Milk and Diabetes
Jürgen Schrezenmeir, PhD, and Alexandra Jagla, Ph.D.
Institute of Physiology and Biochemistry of Nutrition, Federal Dairy Research Center, Kiel, Germany
Type 1 diabetes is based on autoimmunity, and its development is in part determined by environmental factors. Among those, milk intake is discussed to play a pathogenic role. Geographical and temporal relations between type 1 diabetes prevalence and cow’s milk consumption have been found in ecological studies. Several case-control studies found a negative correlation between frequency and/or duration of breast-feeding and diabetes, but this was not confirmed by all authors.
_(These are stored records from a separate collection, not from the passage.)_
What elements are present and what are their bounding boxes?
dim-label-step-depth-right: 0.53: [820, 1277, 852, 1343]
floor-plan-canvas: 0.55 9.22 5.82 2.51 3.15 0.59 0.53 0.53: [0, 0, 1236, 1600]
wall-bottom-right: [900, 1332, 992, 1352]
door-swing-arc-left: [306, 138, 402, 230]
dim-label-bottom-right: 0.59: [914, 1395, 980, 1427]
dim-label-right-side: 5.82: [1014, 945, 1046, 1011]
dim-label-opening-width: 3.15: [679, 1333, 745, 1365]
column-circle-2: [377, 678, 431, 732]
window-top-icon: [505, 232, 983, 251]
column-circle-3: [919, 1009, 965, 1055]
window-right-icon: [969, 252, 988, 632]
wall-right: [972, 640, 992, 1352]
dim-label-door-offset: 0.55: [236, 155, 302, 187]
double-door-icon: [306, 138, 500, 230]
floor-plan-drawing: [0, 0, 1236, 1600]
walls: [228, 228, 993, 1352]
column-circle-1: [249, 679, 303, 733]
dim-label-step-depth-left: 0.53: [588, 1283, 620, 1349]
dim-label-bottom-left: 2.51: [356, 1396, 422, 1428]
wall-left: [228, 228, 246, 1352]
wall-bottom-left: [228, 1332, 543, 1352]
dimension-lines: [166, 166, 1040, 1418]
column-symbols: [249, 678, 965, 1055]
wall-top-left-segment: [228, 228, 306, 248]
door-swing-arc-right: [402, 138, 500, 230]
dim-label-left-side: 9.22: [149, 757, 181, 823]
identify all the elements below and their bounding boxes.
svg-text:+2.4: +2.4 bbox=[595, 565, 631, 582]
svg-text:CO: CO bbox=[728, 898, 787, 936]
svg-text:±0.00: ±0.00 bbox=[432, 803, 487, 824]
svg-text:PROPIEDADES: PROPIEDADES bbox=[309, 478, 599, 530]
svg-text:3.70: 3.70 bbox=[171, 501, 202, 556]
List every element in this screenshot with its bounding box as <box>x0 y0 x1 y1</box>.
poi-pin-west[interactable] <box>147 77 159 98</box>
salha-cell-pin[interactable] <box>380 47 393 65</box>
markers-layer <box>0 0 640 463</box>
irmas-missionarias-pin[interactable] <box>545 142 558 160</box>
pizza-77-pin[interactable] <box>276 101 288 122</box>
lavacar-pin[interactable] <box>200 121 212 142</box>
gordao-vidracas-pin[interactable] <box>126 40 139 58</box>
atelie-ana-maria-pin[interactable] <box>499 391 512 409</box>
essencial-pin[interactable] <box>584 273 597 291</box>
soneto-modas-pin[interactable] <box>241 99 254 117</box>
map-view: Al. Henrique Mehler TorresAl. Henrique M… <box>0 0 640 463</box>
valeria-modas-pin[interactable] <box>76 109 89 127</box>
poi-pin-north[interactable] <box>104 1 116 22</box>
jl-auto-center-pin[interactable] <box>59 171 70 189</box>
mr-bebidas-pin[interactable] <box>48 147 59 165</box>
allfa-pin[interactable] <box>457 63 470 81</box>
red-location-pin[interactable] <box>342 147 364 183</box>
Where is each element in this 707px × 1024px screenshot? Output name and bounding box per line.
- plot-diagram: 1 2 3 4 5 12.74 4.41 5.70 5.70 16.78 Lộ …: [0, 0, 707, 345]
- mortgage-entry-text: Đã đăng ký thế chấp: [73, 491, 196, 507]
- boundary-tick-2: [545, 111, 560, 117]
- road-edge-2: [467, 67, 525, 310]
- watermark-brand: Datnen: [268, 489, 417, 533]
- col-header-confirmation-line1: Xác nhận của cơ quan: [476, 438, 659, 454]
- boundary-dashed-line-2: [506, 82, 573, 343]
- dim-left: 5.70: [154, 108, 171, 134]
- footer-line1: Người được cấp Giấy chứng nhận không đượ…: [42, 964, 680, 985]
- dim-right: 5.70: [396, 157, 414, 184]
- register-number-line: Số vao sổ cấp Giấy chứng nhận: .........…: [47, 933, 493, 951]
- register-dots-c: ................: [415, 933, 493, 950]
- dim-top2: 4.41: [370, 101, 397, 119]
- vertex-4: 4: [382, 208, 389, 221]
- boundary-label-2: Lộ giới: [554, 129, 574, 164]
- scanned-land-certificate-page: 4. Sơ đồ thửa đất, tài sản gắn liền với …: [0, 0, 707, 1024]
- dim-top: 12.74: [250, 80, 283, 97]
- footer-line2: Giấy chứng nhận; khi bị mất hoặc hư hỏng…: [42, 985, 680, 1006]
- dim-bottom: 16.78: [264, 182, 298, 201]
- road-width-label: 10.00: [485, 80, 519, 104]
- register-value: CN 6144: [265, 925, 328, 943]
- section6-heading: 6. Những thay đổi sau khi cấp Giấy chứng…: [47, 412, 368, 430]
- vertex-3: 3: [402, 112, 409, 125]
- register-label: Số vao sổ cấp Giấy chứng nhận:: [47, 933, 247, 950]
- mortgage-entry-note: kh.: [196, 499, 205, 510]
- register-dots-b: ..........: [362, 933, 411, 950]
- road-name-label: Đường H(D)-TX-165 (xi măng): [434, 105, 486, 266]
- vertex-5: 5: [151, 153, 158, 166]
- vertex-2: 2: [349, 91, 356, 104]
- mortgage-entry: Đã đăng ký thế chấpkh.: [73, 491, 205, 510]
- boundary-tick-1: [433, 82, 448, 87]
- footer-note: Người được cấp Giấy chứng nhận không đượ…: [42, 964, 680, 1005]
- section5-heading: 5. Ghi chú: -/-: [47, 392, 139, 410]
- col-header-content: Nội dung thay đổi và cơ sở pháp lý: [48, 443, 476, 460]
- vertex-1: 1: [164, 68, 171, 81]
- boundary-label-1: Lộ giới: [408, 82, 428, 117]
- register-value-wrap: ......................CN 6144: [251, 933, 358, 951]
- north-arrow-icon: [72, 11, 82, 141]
T-cell and humoral responses related to cow’s milk proteins were suggested to trigger diabetes. The different findings of studies in animals and humans as well as the potential underlying mechanisms with regard to single milk proteins (bovine serum albumin, 13-1actoglobulin, casein) are discussed in this review. In contrast to type 1 diabetes, the etiology of type 2 diabetes, characterized by insulin resistance is still unclear. In a population with a high prevalence of type 2 diabetes, the Pima Indians, people who were exclusively breastfed had significantly lower rates of type 2 diabetes than those who were exclusively bottlefed. Studies in lactovegetarians imply that consumption of low fat dairy products is associated with lower incidence and mortality of diabetes and lower blood pressures. In contrast, preference for a diet high in animal fat could be a pathogenic factor, and milk and high fat dairy products contribute considerably to dietary fat intake. Concerning milk fat composition, the opposite effects of various fatty acids (saturated fatty acids, trans-fatty acids, conjugated linoleic acid) in vitro, in animals and in humans have to be considered.